Imagine you wanted to know what time the next train to London was from Oxford. When you search in Google the first hit isn’t a link to a site but a card like the one below. It not only gives the times but also useful additional information: a map, trip duration and tabs for walking, driving and cycling.
Enterprise search isn’t like this. The same query on an intranet gives the equivalent of a link to a PDF containing the timetable for the whole region. It’s almost like saying “here’s the book, look it up yourself.”
Image 1: Google search increasingly uses cards to give direct answers rather than linking to another site.

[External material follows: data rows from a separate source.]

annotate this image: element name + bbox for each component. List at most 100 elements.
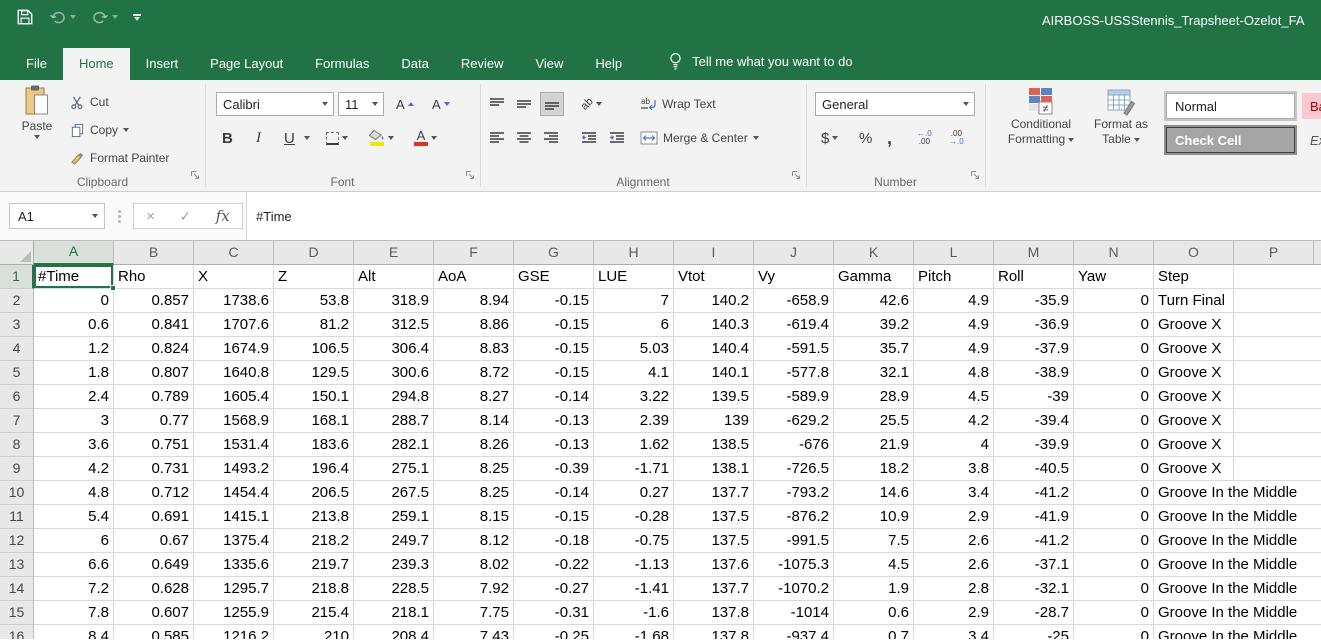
cell-D14[interactable]: 218.8 [274, 577, 354, 601]
cell-G7[interactable]: -0.13 [514, 409, 594, 433]
cell-G12[interactable]: -0.18 [514, 529, 594, 553]
cell-E4[interactable]: 306.4 [354, 337, 434, 361]
cell-J2[interactable]: -658.9 [754, 289, 834, 313]
cell-F13[interactable]: 8.02 [434, 553, 514, 577]
cell-L2[interactable]: 4.9 [914, 289, 994, 313]
cell-C14[interactable]: 1295.7 [194, 577, 274, 601]
column-header-k[interactable]: K [834, 241, 914, 265]
cell-M4[interactable]: -37.9 [994, 337, 1074, 361]
cell-G8[interactable]: -0.13 [514, 433, 594, 457]
chevron-down-icon[interactable] [322, 102, 328, 106]
cell-F4[interactable]: 8.83 [434, 337, 514, 361]
cell-A16[interactable]: 8.4 [34, 625, 114, 639]
cell-O9[interactable]: Groove X [1154, 457, 1234, 481]
row-header-16[interactable]: 16 [0, 625, 34, 639]
row-header-11[interactable]: 11 [0, 505, 34, 529]
cell-E15[interactable]: 218.1 [354, 601, 434, 625]
align-middle-button[interactable] [513, 92, 535, 116]
cell-A10[interactable]: 4.8 [34, 481, 114, 505]
cell-O14[interactable]: Groove In the Middle [1154, 577, 1234, 601]
cell-D15[interactable]: 215.4 [274, 601, 354, 625]
cell-L12[interactable]: 2.6 [914, 529, 994, 553]
cell-L1[interactable]: Pitch [914, 265, 994, 289]
cell-L10[interactable]: 3.4 [914, 481, 994, 505]
cell-I2[interactable]: 140.2 [674, 289, 754, 313]
cell-I9[interactable]: 138.1 [674, 457, 754, 481]
cell-I11[interactable]: 137.5 [674, 505, 754, 529]
font-name-combo[interactable]: Calibri [216, 92, 334, 116]
cell-C10[interactable]: 1454.4 [194, 481, 274, 505]
cell-M12[interactable]: -41.2 [994, 529, 1074, 553]
cell-F11[interactable]: 8.15 [434, 505, 514, 529]
formula-bar-resize-handle[interactable] [118, 210, 121, 225]
cell-A15[interactable]: 7.8 [34, 601, 114, 625]
cell-B3[interactable]: 0.841 [114, 313, 194, 337]
column-header-j[interactable]: J [754, 241, 834, 265]
cell-C5[interactable]: 1640.8 [194, 361, 274, 385]
tab-file[interactable]: File [10, 48, 63, 80]
cell-O11[interactable]: Groove In the Middle [1154, 505, 1234, 529]
cell-B5[interactable]: 0.807 [114, 361, 194, 385]
column-header-h[interactable]: H [594, 241, 674, 265]
cell-L15[interactable]: 2.9 [914, 601, 994, 625]
cell-N1[interactable]: Yaw [1074, 265, 1154, 289]
cell-G3[interactable]: -0.15 [514, 313, 594, 337]
select-all-corner[interactable] [0, 241, 34, 265]
cell-O3[interactable]: Groove X [1154, 313, 1234, 337]
cell-A4[interactable]: 1.2 [34, 337, 114, 361]
cell-G10[interactable]: -0.14 [514, 481, 594, 505]
cell-K8[interactable]: 21.9 [834, 433, 914, 457]
cell-K1[interactable]: Gamma [834, 265, 914, 289]
cell-D5[interactable]: 129.5 [274, 361, 354, 385]
cell-H4[interactable]: 5.03 [594, 337, 674, 361]
cell-O6[interactable]: Groove X [1154, 385, 1234, 409]
cell-N4[interactable]: 0 [1074, 337, 1154, 361]
cell-A7[interactable]: 3 [34, 409, 114, 433]
cell-N10[interactable]: 0 [1074, 481, 1154, 505]
cell-D7[interactable]: 168.1 [274, 409, 354, 433]
cell-G2[interactable]: -0.15 [514, 289, 594, 313]
cell-E11[interactable]: 259.1 [354, 505, 434, 529]
cell-K15[interactable]: 0.6 [834, 601, 914, 625]
selected-cell-a1[interactable]: #Time [34, 265, 114, 289]
cell-A6[interactable]: 2.4 [34, 385, 114, 409]
cell-M9[interactable]: -40.5 [994, 457, 1074, 481]
cell-D11[interactable]: 213.8 [274, 505, 354, 529]
cell-F1[interactable]: AoA [434, 265, 514, 289]
cell-J4[interactable]: -591.5 [754, 337, 834, 361]
cell-H11[interactable]: -0.28 [594, 505, 674, 529]
cell-H12[interactable]: -0.75 [594, 529, 674, 553]
cell-H13[interactable]: -1.13 [594, 553, 674, 577]
cell-A13[interactable]: 6.6 [34, 553, 114, 577]
cell-A5[interactable]: 1.8 [34, 361, 114, 385]
redo-button[interactable] [91, 10, 118, 25]
cell-O5[interactable]: Groove X [1154, 361, 1234, 385]
cell-I13[interactable]: 137.6 [674, 553, 754, 577]
cell-E2[interactable]: 318.9 [354, 289, 434, 313]
cell-H5[interactable]: 4.1 [594, 361, 674, 385]
cell-E10[interactable]: 267.5 [354, 481, 434, 505]
cell-D6[interactable]: 150.1 [274, 385, 354, 409]
column-header-c[interactable]: C [194, 241, 274, 265]
column-header-a[interactable]: A [34, 241, 114, 265]
tab-formulas[interactable]: Formulas [299, 48, 385, 80]
cell-N8[interactable]: 0 [1074, 433, 1154, 457]
cell-J7[interactable]: -629.2 [754, 409, 834, 433]
cell-H1[interactable]: LUE [594, 265, 674, 289]
underline-dropdown[interactable] [301, 126, 313, 150]
cell-N13[interactable]: 0 [1074, 553, 1154, 577]
cell-J16[interactable]: -937.4 [754, 625, 834, 639]
cell-D3[interactable]: 81.2 [274, 313, 354, 337]
cell-M1[interactable]: Roll [994, 265, 1074, 289]
cell-G16[interactable]: -0.25 [514, 625, 594, 639]
cell-K14[interactable]: 1.9 [834, 577, 914, 601]
column-header-e[interactable]: E [354, 241, 434, 265]
cell-H10[interactable]: 0.27 [594, 481, 674, 505]
cell-E9[interactable]: 275.1 [354, 457, 434, 481]
cell-H2[interactable]: 7 [594, 289, 674, 313]
paste-button[interactable]: Paste [10, 84, 64, 139]
cell-L16[interactable]: 3.4 [914, 625, 994, 639]
cell-I14[interactable]: 137.7 [674, 577, 754, 601]
cell-N2[interactable]: 0 [1074, 289, 1154, 313]
cell-J8[interactable]: -676 [754, 433, 834, 457]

This is not only a poor user experience for the employee, but a direct cost to the employer in wasted time. I’d like to see enterprise search move away from results pages of links to providing pages of answers too, and cards are a powerful way of doing this.
The Appeal of Cards
There are a number of reasons why cards work well as a design pattern:
- The information is self-contained, and they highlight what is most important
- They are ideal for mobile devices (think Google Now and iOS Passbook)
- They work well for responsive designs — larger displays can tile multiple cards
- They can be manipulated: metaphors such as flipping the card over to see more detail or expanding sections work well
All of these factors mean that cards are becoming more common in consumer interface designs: Twitter, Flipboard, Facebook and Pinterest are all developing in this direction, meaning that people in the workplace will be more familiar with them too.
A Practical Example
Let’s take a more typical enterprise search scenario: an employee hears the happy news that he is to become a father, so wants to know if he is entitled to paternity leave. In many cases, the search may not work at all because the answer lives in a separate HR system, or the content is labelled “parental leave” so there is no match for “paternity,” but that’s a whole other set of underlying problems that I won’t dwell on.
Let’s assume that the search does find a result. What is shown will often be a link to an employee handbook document — sometimes several hundred pages long. He will then have to open the document and repeat the search to find the right paragraph. A mock-up of how this looks in SharePoint is shown below, but the experience is similar on other search applications. No wonder we end up repeating all this information as FAQs (and there are good reasons why FAQs should be avoided).
Image 2: Example of a typical results page in SharePoint 2013.
We could improve this using "best bets" by forcing the first hit to contain useful information. In the mock-up below, the keywords "paternity leave" force the hit to be a very short document, but it contains far less information than the card concept we started out with.
Image 3: Best bets ("query rules" in SharePoint 2013) can be used to improve the experience, but only for short, textual answers.
To make the concept really work in an organization, we need to do more than simply pre-package answers. To use the small card space effectively, the answer needs to be personalized to the individual. For example, leave policies often vary by country, so the answer will need to adapt to the employee’s employment location. It may even change according to years of service or grade.
Image 4: A mock-up of a personalized card showing the result for a search on "paternity leave"
It’s not only the employee’s profile that could be used to tailor the card though. Just as Google Now uses your location to look up "get me home" details, a card could be GPS-driven. As a sales employee nears a client, the mobile-friendly intranet card could show recent orders, press coverage and open questions from the client to the support desk.
Cards could also be used for things like company products. The first hit could be an image, sales data, key information from the CRM system about main customers, contact details for the brand manager in the employee’s region, etc. Note that both these scenarios involve merging data from multiple sources — cards are not just a fancy way of showing hits.
Enterprise search is rarely at the forefront of company investments and innovation. The first move to enable something like this needs to come from search engine and intranet vendors. Microsoft is making some moves in this direction with Delve and its Next Generation Portals. Other vendors do a good job of using cards to display employee details (e.g. Intranet Connections) or conversations (RightPoint Spark), but none have focussed on making it easy to encapsulate succinct content.
It will also require content owners to think in a new way about how their content gets delivered. The perennial complaint about enterprise search is that the results are irrelevant, but in reality it’s often because the answers haven’t been created.